Un hommage au Jardin d'Istambul

Qui ne s'est jamais arrêté devant ce morceau d'Orient, littéralement happé par les divines fragrances qui, tels des chants de sirènes, vous entraînent presque malgré vous dans l'échoppe. L'invitation au voyage vous est déjà proposée par l’enseigne qui arbore fièrement "Spécialités Turques et Greques" (l'omission du "c" est-elle volontaire ?). Quoi qu’il en soit, jamais une enseigne n’aura prôné le rapprochement entre les peuples. Si seulement les choses pouvaient être aussi faciles en Chypre par exemple.

Vous avez maintenant les deux pieds dans l'auberge, le premier pas est donc fait. Mais vous aurez la tête ailleurs en découvrant une décoration qui évoque la nostalgie d'une Turquie si lointaine mais omniprésente. Moult cadres savamment disposés dans toute la salle vous feront découvrir un pays qui ressemble davantage à la Suisse qu'à la porte de l’Asie, comme en témoignent les bucoliques alpages verdoyants et sommets enneigés qui y sont représentés ; quant ce n'est pas les rives illuminées du Bosphore flanquées de ce grandiloquent pont en arrière plan...

Un "Bijour mon ami, sur place ou à emporter, salatomatonion, quelle sauce ?" vous tirera de vos rêves d'Orient et vous ramènera à la réalité du moment : vous êtes ici pour satisfaire un besoin physiologique à savoir manger un kebab.

Il est important de préciser que l'usage du "mon ami" est très important dans le métier car il tend à instaurer avec le "visiteur" une relation de fraternité voire de confiance qui vous met tout de suite à l’aise.

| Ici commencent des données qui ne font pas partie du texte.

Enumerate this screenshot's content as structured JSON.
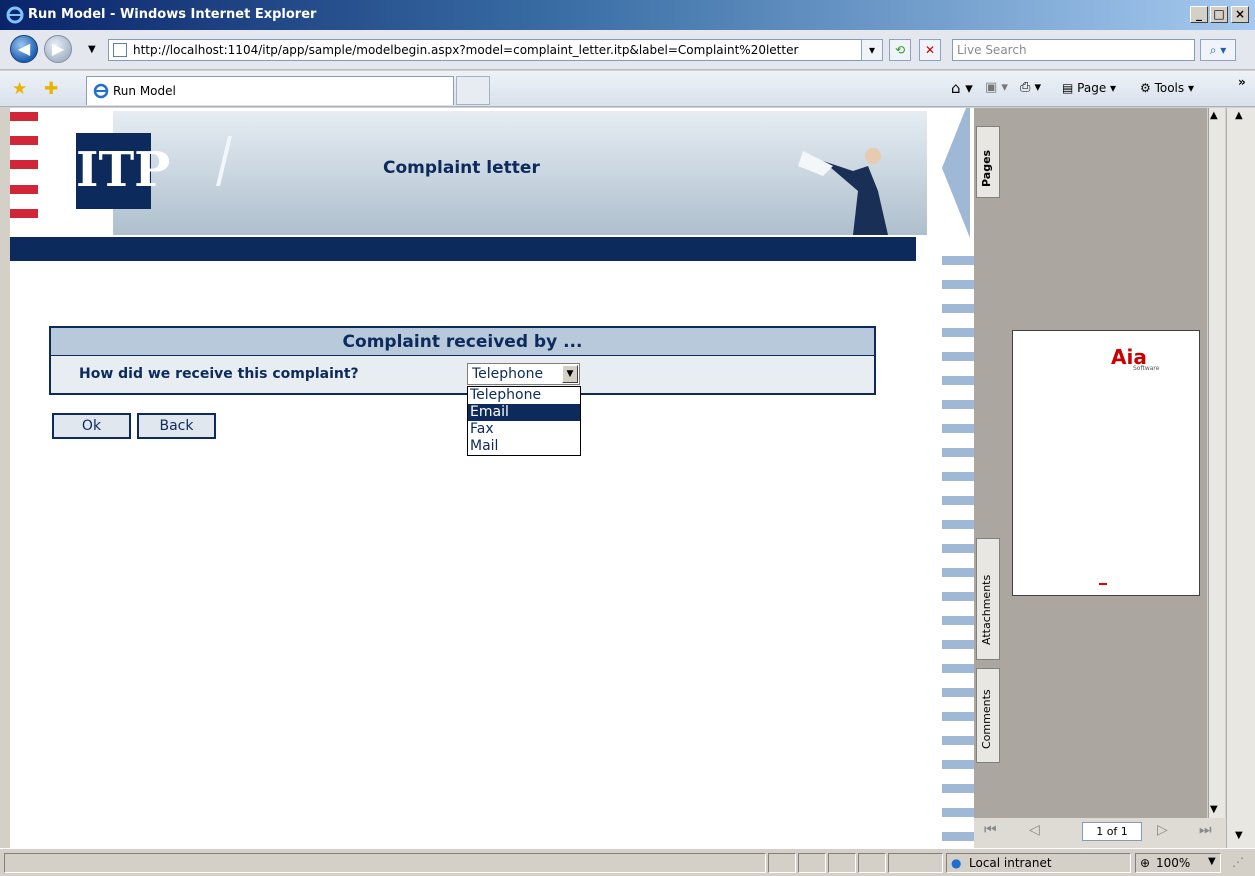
{
  "window": {
    "title": "Run Model - Windows Internet Explorer",
    "minimize": "_",
    "maximize": "□",
    "close": "×"
  },
  "addressbar": {
    "url": "http://localhost:1104/itp/app/sample/modelbegin.aspx?model=complaint_letter.itp&label=Complaint%20letter",
    "search_placeholder": "Live Search"
  },
  "tabs": {
    "active_tab": "Run Model"
  },
  "commandbar": {
    "page_label": "Page",
    "tools_label": "Tools"
  },
  "banner": {
    "logo_text": "ITP",
    "title": "Complaint letter"
  },
  "form": {
    "panel_title": "Complaint received by ...",
    "question": "How did we receive this complaint?",
    "selected_value": "Telephone",
    "options": [
      "Telephone",
      "Email",
      "Fax",
      "Mail"
    ],
    "highlighted_option": "Email",
    "ok_label": "Ok",
    "back_label": "Back"
  },
  "pdf_pane": {
    "tabs": [
      "Pages",
      "Attachments",
      "Comments"
    ],
    "page_indicator": "1 of 1",
    "logo_text": "Aia",
    "logo_subtext": "Software"
  },
  "statusbar": {
    "zone": "Local intranet",
    "zoom": "100%"
  },
  "colors": {
    "brand_navy": "#0d2a5c",
    "brand_red": "#d02638",
    "stripe_blue": "#9eb8d6"
  }
}
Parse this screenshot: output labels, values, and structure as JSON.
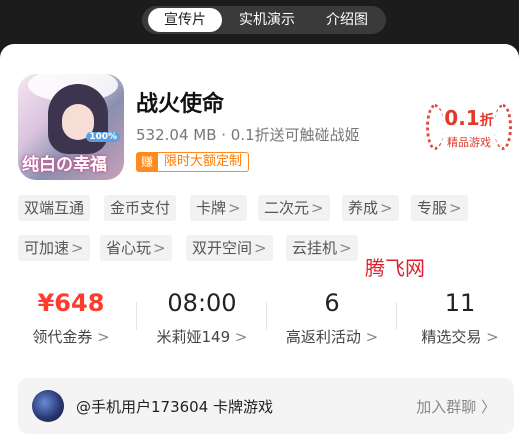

Chose que l'on ne retrouvera jamais dans un fastfood. Dans une certaine mesure, on pourra même remarquer que cette phrase magique dédramatise la transaction commerciale sous-jacente. Toutefois, en vertu du statut haut de gamme que l'on confère volontiers à ce kebab, il est nécessaire de préciser que le "mon ami" est de plus en plus soumis à des restrictions relatives au type de chaland auquel on s’adresse. A ce propos, notons que le Jardin d’Istambul jouit d’une situation exceptionnelle (ciné Gaumont+Hôtel Ambassadeur***+Gare+Rue piétonne) qui favorise le développement d’une clientèle diversifiée qui n’est pas toujours rompue aux basses familiarités. Tout est question de doigté comme de mesure. Bref, fermons cette petite parenthèse sémantique.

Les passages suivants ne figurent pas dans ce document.